New Delhi:  The Central Government has notified new income tax rules, bringing cryptocurrency traders, digital wallet users, and holders of the digital rupee under a stricter tax reporting framework for the first time.

The amendments to the Income Tax Rules, 1962, were issued by the Central Board of Direct Taxes (CBDT) under the Finance Ministry and published in the official Gazette of India. The new rules will apply retrospectively from January 1, 2026. The move aligns India’s financial reporting system with global standards to track digital asset transactions and prevent tax evasion.

Crypto Exchanges, Banks Must Report Transactions

Under the amended framework, banks, financial institutions and cryptocurrency service providers will now be legally required to report customers’ crypto holdings and transactions to the Income Tax Department.

Any exchange involving digital assets — whether converting cryptocurrency into rupees or swapping one crypto asset for another — will now be treated as a reportable financial transaction.

This effectively brings cryptocurrency platforms into the same reporting ecosystem as banks, mutual funds and other regulated financial institutions.

Digital Wallets to Be Treated Like Bank Accounts

The rules also bring digital wallets and electronic money accounts within the scope of tax reporting. Wallet balances exceeding USD 10,000 (around ₹8.3 lakh) at any point during a financial year will trigger mandatory reporting to tax authorities.

However, wallets maintaining balances below this threshold throughout the year will not face the same compliance requirements, ensuring that additional reporting obligations do not burden most routine digital payment users.

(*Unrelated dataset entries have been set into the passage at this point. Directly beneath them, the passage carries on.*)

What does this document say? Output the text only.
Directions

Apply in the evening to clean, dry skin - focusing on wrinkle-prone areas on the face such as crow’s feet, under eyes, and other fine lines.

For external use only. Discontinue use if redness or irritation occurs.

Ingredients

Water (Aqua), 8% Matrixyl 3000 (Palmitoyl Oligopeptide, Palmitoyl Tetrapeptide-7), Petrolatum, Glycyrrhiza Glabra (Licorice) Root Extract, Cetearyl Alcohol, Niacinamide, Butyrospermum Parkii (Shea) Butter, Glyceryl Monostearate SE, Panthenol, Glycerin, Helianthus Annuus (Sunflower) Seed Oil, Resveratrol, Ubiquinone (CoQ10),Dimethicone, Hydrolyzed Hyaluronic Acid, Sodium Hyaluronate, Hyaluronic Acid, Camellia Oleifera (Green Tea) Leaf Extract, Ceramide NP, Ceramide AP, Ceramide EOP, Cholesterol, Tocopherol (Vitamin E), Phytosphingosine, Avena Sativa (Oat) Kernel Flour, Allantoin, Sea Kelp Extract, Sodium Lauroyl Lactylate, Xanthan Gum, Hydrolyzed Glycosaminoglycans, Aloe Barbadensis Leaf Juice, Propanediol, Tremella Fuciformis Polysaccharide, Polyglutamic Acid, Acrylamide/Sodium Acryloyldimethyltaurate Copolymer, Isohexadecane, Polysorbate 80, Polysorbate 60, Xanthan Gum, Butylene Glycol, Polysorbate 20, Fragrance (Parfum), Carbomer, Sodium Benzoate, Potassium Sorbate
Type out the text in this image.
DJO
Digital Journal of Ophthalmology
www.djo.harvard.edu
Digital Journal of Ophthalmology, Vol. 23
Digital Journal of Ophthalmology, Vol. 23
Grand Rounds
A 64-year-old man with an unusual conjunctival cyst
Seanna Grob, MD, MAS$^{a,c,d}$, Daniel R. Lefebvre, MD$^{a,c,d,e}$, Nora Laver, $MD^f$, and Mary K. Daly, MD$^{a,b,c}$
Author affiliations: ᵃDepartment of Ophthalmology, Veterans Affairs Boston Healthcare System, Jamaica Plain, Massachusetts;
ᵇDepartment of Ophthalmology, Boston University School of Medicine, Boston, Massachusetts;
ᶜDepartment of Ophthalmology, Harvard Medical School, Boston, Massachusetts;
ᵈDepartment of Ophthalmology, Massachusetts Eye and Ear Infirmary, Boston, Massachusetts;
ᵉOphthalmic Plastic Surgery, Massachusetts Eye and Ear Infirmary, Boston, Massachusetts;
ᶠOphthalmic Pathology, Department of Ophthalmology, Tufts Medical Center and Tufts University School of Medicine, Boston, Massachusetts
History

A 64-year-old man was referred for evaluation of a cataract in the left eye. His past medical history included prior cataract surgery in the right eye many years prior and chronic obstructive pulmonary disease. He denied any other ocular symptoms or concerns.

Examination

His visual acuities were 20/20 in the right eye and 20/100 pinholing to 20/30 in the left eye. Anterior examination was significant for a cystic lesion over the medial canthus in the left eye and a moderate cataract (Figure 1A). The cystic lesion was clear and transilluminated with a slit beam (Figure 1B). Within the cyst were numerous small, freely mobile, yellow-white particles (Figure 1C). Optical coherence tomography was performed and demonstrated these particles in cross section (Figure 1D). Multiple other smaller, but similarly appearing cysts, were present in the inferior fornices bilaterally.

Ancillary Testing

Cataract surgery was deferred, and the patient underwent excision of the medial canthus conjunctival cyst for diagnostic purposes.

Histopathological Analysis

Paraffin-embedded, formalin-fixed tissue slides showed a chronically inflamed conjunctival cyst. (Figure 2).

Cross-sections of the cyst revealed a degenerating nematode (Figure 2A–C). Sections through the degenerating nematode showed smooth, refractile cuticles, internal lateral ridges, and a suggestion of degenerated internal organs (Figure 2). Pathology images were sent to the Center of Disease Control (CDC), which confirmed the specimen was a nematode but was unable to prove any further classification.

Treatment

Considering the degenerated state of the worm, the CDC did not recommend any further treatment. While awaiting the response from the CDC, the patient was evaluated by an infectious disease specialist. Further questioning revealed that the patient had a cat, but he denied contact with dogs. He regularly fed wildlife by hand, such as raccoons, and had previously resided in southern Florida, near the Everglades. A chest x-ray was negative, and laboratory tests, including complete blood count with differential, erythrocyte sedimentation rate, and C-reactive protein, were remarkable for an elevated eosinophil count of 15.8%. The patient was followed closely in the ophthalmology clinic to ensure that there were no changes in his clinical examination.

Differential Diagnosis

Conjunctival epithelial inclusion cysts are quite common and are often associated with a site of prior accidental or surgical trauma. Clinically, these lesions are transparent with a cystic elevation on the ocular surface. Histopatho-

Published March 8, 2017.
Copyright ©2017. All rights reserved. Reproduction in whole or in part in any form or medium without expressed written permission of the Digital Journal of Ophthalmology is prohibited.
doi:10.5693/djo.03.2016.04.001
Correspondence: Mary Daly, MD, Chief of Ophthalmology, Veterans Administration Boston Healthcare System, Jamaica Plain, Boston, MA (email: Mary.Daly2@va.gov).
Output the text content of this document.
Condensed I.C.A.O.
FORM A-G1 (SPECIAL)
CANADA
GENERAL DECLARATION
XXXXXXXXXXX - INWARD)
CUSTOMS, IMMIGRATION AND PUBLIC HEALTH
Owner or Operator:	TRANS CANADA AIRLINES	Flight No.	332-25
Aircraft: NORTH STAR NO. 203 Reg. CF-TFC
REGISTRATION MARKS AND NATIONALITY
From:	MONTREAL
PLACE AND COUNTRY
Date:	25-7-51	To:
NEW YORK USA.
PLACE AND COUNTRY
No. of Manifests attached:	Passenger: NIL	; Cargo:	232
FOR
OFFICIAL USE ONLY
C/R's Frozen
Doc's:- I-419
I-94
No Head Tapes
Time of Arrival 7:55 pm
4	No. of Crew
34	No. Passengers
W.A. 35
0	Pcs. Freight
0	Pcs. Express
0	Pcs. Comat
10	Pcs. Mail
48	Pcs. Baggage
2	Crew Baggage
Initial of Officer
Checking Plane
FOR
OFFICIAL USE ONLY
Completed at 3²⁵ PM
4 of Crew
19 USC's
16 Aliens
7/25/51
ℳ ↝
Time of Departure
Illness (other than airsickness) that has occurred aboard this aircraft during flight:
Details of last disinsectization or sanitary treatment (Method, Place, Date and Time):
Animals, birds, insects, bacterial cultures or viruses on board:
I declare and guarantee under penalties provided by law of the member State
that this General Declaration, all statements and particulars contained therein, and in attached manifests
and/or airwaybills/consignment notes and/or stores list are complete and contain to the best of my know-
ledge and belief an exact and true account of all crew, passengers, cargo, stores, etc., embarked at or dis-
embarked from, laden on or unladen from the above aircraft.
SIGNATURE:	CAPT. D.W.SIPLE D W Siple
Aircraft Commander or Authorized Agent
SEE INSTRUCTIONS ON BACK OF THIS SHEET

Digital Rupee Recognised Under Tax Rules

The amendments also formally recognise the Digital Rupee, India’s central bank digital currency issued by the Reserve Bank of India.

Financial institutions that hold the digital rupee on behalf of customers will now have to report such holdings to tax authorities, integrating the CBDC into the country’s tax compliance framework.

Part of Global Push to Monitor Digital Assets

The reforms are part of a broader international effort led by the Organisation for Economic Co-operation and Development (OECD) to establish global reporting standards for digital assets.

Many countries across Europe, Asia and the Americas are implementing similar systems to ensure transparency in cross-border digital asset transactions. Tax experts say the new rules close a major gap in India’s financial reporting architecture.

“Until now, there was no structured mechanism to track crypto holdings like bank accounts. These rules bring digital assets into the formal reporting system,” a tax consultant said.

Relief for Non-Profit Organisations

The notification also introduces a category called Qualified Non-Profit Entity, under which eligible organisations working in charitable, religious, educational or social welfare sectors will receive limited exemptions from certain reporting requirements after formal verification by the Income Tax Department.

The government has clarified that information exchanged between tax authorities regarding crypto transactions will be used only for tax administration purposes, providing an additional safeguard for user privacy. The Income Tax (Amendment) Rules, 2026, were formally notified on March 5, 2026.